Teacher Ed alumna includes C-N in sabbatical research
Dr. Cathy Freytag, meets with members of the C-N community during her recent campus visit. Pictured left to right are Sarah Demoiny, Dr. Kim Hawkins, Freytag, Dr. Peggy Hypes, Dr. Julia Price (back to camera) and Dr. Jeremy Buckner.
While schools like Carson-Newman University make much of words like “care” and “nurture” as a central component of the educational process, there seems to be a dearth of scholarly exploration of the subject and how those components are instilled in tomorrow’s teachers.
That is temporary, given that 1990 C-N alumna and Houghton College administrator Dr. Cathy Freytag is investing her sabbatical leave from the New York institution to examine “the construct of care in Christian Teacher Education programs.” After a couple of days recently spent on campus (April 22-23), the academic is at the midway point in collecting data from six institutions that she will analyze for conference sessions and presentations.
Freytag spent a couple of days engaging C-N professors on their approach to caring for students and how they specifically instill the concept and practice of care in future educators. She spent a dozen years in public school education before joining Houghton a decade ago. Both halves of that teaching coin have served well for sabbatical research preparation, though she admits to learning to squelch her own biases and allowing interviewees the opportunity to process at their comfort levels.
“I am fairly new to qualitative research, so I am becoming more comfortable with silence and wait time and not interjecting my own thoughts or ideas, but just listening well. I am learning a lot about being a good listener, and much of what I am hearing resonates with my own beliefs and points of view about issues of care in Christian teacher education,” she noted.
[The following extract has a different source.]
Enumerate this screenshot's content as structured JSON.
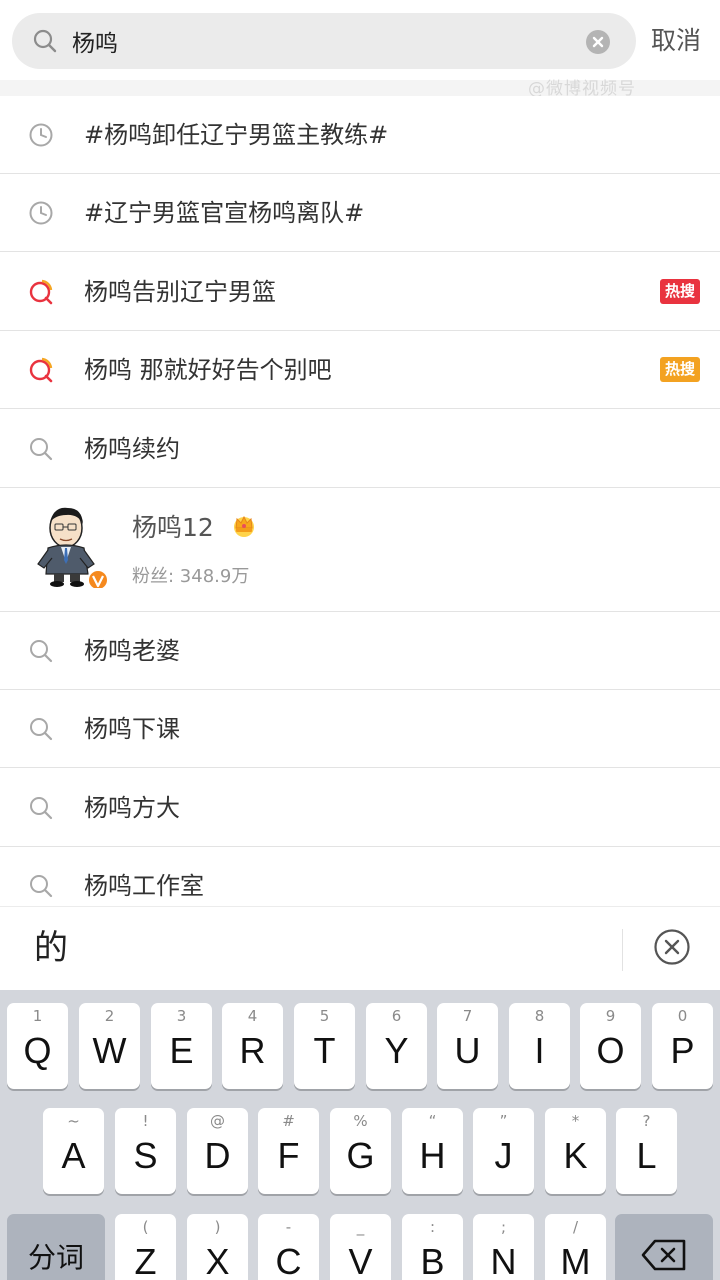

By letting a conversation take place among others – seven C-N profs in one of the sessions – Freytag is able to allow a thread to stem from what others bring to the table and become more observer and less of a facilitator. That was likewise the case when she met with C-N teacher education students who are the beneficiaries of professors who care.
On the matter of learning care by example, the former student of Dr. Bernard Bull ’64 and advisee of Dr. Peggy Hypes said she becomes ever more appreciative of her C-N years. While she expected to value what she learned as a Teacher Education major, she said she has come to cherish “the liberal arts experience” with the benefit of two decades of reflection.
“As 18 to 22-year-olds, young college students don’t recognize what they have in the midst of it, but in hindsight, I have been able to so appreciate the liberal arts preparation – that was key,” she said.
While Freytag said academic excellence is the heart of “the Carson-Newman experience,” she opined that life beyond classrooms and course offerings “really nurtured me well.” She credits the richness of those years with driving her desire to seek a similar setting when she was ready to shift professional gears. Her host of options included large and smalls schools, both public and private, and religious as well as secular … “but, because of my experience here at Carson-Newman, I very explicitly wanted to be in a Christian liberal arts environment so that I could give back in the ways that I had been nurtured as an undergraduate.”
As a way to thank C-N’s Teacher Education program for its participation, Freytag will provide an overview of what she learned on her recent visit. Between collecting the data, analyzing it and producing material for presentations, she intends to provide case studies to all six of the institutions. She said she intends to write into the summer and have material that will serve as the basis for presentations at professional conferences next spring.